Segundo as apurações da CPI, Zettel, cunhado do ex-banqueiro Daniel Vorcaro, é apontado como operador financeiro de uma organização criminosa, responsável por intermediar pagamentos por meio de empresas registradas em nome de terceiros e fundos utilizados para ocultar a origem e o destino dos recursos.
O empresário está preso em São Paulo desde o início de março e também ganhou notoriedade no cenário político ao figurar entre os principais financiadores das eleições de 2022. Ele foi o sexto maior doador daquele pleito e o maior doador pessoa física das campanhas de Tarcísio de Freitas e Jair Bolsonaro, tendo destinado recursos a ambos.
Além da quebra de sigilos de Zettel, os parlamentares também aprovaram medidas semelhantes contra cinco empresas e outras três pessoas físicas. Entre os alvos está José Carlos Oliveira, que ocupou os cargos de ministro da Previdência Social e presidente do INSS durante o governo Bolsonaro.
Os requerimentos foram inicialmente aprovados em bloco, por votação simbólica. No entanto, o senador Fabiano Contarato (PT-ES) solicitou a votação individual e nominal das medidas, com o objetivo de garantir maior segurança jurídica às decisões tomadas pela comissão.

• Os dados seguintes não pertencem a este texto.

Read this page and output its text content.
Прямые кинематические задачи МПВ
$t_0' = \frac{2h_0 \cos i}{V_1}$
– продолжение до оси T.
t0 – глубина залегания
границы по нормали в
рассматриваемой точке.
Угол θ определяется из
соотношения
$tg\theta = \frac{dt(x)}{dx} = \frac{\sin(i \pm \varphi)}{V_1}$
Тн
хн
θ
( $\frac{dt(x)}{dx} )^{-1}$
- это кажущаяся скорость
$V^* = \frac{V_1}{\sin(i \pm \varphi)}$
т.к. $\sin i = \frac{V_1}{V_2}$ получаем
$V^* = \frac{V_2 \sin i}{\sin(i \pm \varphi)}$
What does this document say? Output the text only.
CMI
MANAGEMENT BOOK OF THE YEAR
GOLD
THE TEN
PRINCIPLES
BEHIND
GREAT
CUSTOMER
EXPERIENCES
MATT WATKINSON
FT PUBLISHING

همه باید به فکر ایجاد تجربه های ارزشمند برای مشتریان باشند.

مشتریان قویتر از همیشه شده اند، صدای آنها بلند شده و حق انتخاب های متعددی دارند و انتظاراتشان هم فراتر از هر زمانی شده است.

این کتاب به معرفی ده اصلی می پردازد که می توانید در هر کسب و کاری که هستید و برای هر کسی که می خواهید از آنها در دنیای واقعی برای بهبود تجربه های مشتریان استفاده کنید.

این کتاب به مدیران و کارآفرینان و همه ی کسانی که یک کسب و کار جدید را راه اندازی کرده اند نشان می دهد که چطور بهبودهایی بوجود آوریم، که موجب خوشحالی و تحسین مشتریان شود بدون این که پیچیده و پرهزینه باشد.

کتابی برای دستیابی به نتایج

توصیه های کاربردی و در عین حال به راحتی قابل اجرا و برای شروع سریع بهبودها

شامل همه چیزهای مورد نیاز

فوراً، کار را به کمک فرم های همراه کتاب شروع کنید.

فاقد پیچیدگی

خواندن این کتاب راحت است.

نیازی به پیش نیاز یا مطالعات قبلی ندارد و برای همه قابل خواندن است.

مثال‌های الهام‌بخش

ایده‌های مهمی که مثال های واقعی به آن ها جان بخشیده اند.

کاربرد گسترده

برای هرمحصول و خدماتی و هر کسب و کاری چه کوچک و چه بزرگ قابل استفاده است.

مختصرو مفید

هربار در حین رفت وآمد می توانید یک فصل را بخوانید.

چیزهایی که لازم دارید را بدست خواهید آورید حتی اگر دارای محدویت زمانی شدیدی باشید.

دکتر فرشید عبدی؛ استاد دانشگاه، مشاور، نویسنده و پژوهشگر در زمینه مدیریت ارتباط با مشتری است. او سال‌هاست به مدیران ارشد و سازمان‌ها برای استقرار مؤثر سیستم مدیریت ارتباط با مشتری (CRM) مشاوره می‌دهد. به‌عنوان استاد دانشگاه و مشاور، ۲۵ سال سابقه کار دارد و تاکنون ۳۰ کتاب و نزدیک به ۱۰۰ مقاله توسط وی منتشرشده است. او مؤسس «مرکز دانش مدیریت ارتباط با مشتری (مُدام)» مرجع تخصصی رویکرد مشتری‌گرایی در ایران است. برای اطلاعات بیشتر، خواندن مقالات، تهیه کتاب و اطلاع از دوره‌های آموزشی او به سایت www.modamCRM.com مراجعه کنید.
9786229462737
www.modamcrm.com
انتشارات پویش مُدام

Novas convocações ampliam escopo da CPI
Durante a mesma sessão, a CPI aprovou a convocação de nomes relevantes da política e da área econômica. Entre eles estão os ex-governadores Cláudio Castro, do Rio de Janeiro, e Ibaneis Rocha, do Distrito Federal, além do ex-diretor do Banco Central Renato Gomes.
Castro e Ibaneis já haviam sido convidados anteriormente, mas não compareceram às oitivas realizadas no início de fevereiro. Ambos deixaram recentemente seus cargos para disputar vagas no Senado nas eleições de outubro. No caso do ex-governador fluminense, há ainda uma decisão do Tribunal Superior Eleitoral que o tornou inelegível.
Outro nome esperado pela comissão era o ex-presidente do Banco Central Roberto Campos Neto, que também não compareceu à oitiva. Diante da ausência, o relator da CPI, senador Alessandro Vieira (MDB), apresentou um novo pedido de convocação, que foi aprovado pelos integrantes do colegiado.